Maria Isabel Salvador, qui dirige la mission politique de l’ONU en Haïti, a déclaré que le fonds fiduciaire de l’ONU, qui finance la force multinationale et dépend des contributions volontaires, «reste gravement sous-financé, ce qui pourrait avoir un impact sur le déploiement et l’empêcher de mener à bien ses tâches en soutien à la police nationale haïtienne».

Sur le plan politique, Leslie Voltaire a prêté serment en tant que nouveau chef du conseil présidentiel de transition d’Haïti au début du mois, à la suite de graves allégations de corruption contre trois de ses membres.

Le conseil a été créé cette année après que des attaques ciblées de gangs ont forcé l’ancien premier ministre d’Haïti à démissionner, laissant le pays sans leader.
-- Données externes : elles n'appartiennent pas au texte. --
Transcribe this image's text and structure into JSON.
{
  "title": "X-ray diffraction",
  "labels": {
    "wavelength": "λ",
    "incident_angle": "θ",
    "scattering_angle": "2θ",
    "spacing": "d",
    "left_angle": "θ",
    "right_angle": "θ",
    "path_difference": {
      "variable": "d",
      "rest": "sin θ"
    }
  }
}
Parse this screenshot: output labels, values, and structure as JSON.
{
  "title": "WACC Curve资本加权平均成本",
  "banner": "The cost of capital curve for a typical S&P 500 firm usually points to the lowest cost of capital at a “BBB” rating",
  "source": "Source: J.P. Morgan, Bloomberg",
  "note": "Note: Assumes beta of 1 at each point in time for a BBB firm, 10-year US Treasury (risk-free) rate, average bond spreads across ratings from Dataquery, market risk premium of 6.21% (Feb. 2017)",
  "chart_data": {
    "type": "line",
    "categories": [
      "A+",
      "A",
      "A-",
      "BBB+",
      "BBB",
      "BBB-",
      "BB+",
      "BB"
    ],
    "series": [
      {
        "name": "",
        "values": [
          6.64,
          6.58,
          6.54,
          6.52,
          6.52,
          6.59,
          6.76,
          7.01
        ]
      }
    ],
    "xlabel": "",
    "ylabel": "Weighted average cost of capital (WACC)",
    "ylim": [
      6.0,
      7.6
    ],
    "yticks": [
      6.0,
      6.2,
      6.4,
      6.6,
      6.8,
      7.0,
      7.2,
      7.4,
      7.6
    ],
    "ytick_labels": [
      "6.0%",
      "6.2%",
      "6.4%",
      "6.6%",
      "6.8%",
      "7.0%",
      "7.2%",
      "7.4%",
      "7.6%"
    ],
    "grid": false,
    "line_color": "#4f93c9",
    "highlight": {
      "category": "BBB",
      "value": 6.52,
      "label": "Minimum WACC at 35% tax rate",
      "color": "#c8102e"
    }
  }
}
Le conseil travaille aux côtés du nouveau premier ministre, Garry Conille, et est chargé d’aider à diriger le pays et d’organiser des élections générales d’ici février 2026.

Mme Salvador a informé le Conseil de sécurité que, malgré les avancées politiques initiales, les tensions entre le conseil et le gouvernement ont augmenté, créant une frustration croissante parmi les Haïtiens et érodant la confiance dans le processus politique actuel.

Elle a rappelé que la mission de l’ONU s’efforçait «de renforcer la collaboration au sein de l’exécutif bicéphale, en les exhortant à mettre de côté leurs différences et à se concentrer sur la lutte contre l’insécurité, les réformes de la gouvernance et les préparatifs électoraux».

Pendant ce temps, près de la moitié de la population n’a pas assez à manger et le contrôle des gangs sur les principales routes d’accès a gravement affecté la fourniture de l’aide humanitaire et des services essentiels, a souligné Mme Salvador.

«En conséquence, les prix ont augmenté et de nombreuses communautés sont au bord de l’effondrement en raison des pénuries alimentaires et de la violence continue, qui a rendu de vastes étendues de terres agricoles improductives», a-t-elle conclu.